The stock market crash of 1929 and the Great Depression brought changes, too, as her family endured financial losses. "She had kind of a difficult life, really," said her oldest son, Robert. Though she went to private schools and was photographed by Horst P. Horst for Vogue magazine's annual debutante feature, her father's moods darkened as the family's fortunes dwindled. "I had learned that smiles make everyone happy," she wrote in her memoir. When she graduated from high school, her yearbook noted that she was known for her vivaciousness and that her goal was "to be a spy or the first female director of the FBI."

Mrs. Warner remained ambitious and ready for adventure throughout her life. "She liked excitement, and she loved a good story," said her son Chris of Cambridge. Her husband, Charles, held teaching positions in Vermont, Iowa, and Kansas, before the family settled in Lincoln and he spent much of his career at Brandeis.

In Vermont, the family lived in an old farmhouse in a small town and Chris went to a one-room schoolhouse. "When we first moved to Vermont, she got quickly involved with the town," Chris said. "She would slip into those situations and you wouldn't think she was a privileged kid from Manhattan." Holiday dinners often meant expanding her already expansive family. Guests might include "somebody she met through church, or somebody from Ghana who was a visiting professor," Chris said. "For our mother, it was always the more the merrier." Such occasions offered her the opportunity of lively conversations. Our mother lived a fascinating life, but at the same time was incredibly modest," said her son Josh of Los Angeles. "She wasn't into pomp and ceremony. She was interested in interesting people."

Mrs. Warner's husband died in 2006 and Nicholas, one of her sons, died in 2009.

In addition to her daughter Cecily and sons Robert, Chris, and Josh, she leaves another daughter, Rosalind Schreiber of Philadelphia; eight grandchildren; and eight great-grandchildren.

Mrs. Warner "really was a true matriarch, through and through," said her granddaughter Addie of New York City. "She was 6 feet tall and extremely beautiful, even into her 90s.
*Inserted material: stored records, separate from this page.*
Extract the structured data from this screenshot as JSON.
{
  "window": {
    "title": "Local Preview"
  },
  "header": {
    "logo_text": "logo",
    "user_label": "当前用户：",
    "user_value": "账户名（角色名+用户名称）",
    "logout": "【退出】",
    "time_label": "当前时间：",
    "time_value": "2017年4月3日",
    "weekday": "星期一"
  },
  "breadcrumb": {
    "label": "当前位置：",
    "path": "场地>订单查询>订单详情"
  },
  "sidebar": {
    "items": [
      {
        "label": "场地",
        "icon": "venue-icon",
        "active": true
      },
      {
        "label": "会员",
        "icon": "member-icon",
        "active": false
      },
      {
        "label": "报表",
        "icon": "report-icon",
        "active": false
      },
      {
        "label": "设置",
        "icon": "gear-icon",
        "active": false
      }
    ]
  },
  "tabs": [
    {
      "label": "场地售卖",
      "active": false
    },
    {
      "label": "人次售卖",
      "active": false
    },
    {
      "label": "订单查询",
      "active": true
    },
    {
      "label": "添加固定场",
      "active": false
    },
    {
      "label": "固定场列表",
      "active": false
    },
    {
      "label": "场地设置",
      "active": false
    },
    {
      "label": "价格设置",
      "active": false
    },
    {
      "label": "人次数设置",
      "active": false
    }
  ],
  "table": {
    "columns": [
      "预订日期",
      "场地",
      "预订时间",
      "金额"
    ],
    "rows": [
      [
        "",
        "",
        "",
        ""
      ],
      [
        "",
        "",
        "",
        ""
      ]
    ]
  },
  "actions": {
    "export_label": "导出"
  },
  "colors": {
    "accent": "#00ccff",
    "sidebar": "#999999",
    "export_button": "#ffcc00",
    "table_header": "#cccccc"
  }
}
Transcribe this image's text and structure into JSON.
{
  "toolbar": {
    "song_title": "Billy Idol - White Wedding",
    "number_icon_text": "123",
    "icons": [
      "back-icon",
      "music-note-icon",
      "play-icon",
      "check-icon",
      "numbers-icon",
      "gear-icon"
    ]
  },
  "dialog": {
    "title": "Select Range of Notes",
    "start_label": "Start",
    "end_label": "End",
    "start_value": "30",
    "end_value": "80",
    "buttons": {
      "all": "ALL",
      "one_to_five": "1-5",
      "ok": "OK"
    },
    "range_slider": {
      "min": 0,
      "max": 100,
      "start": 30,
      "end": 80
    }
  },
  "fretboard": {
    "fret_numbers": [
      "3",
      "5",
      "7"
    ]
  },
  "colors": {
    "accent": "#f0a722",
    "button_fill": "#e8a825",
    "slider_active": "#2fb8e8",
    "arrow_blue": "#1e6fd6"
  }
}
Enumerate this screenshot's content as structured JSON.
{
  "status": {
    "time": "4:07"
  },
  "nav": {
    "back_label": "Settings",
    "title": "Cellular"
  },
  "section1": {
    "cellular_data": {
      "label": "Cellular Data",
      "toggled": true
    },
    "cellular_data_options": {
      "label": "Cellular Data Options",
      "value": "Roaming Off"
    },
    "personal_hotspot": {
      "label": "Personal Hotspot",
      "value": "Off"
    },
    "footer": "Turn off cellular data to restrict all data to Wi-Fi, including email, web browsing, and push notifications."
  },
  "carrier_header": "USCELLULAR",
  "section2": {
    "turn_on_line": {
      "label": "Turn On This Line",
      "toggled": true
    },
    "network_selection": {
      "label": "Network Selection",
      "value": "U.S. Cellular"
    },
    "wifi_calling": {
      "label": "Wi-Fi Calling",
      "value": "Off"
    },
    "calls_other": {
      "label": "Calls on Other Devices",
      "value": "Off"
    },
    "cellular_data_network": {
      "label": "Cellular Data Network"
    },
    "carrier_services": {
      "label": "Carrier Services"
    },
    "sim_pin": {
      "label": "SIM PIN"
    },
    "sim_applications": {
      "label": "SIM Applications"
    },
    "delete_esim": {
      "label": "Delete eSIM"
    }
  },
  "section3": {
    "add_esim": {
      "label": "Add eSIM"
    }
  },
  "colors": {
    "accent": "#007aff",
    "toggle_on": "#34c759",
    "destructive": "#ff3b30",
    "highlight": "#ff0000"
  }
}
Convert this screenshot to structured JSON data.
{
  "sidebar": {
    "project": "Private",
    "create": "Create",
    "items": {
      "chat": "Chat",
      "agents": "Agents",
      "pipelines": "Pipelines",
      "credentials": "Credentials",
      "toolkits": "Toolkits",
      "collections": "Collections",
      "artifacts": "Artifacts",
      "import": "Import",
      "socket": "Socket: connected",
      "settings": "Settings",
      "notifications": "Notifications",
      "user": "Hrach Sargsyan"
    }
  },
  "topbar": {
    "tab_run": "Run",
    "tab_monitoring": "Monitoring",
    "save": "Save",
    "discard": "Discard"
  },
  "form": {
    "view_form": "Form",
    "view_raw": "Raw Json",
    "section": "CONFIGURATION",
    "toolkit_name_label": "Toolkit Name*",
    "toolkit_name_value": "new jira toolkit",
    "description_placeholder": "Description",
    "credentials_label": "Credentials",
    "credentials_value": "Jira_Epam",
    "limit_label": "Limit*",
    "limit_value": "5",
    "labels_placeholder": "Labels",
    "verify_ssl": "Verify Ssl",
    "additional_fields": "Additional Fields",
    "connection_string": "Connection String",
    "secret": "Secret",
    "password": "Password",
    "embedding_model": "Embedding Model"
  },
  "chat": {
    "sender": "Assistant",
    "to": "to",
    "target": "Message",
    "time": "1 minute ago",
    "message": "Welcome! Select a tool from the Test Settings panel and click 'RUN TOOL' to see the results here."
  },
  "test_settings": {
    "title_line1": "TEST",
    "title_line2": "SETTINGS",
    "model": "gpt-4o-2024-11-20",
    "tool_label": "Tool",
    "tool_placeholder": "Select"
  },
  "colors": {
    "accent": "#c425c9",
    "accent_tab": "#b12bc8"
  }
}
She was 95 at my college graduation and she stayed out all night," Addie recalled. "People just swarmed to her. She had this magnetic effect on people that I haven't seen in anyone else. We all wanted to be close to her, and she had room for all of us, which was the best part."

A private burial has been held. A memorial service, which the family hopes to hold in May, 2021 on her 100th birthday, will be announced.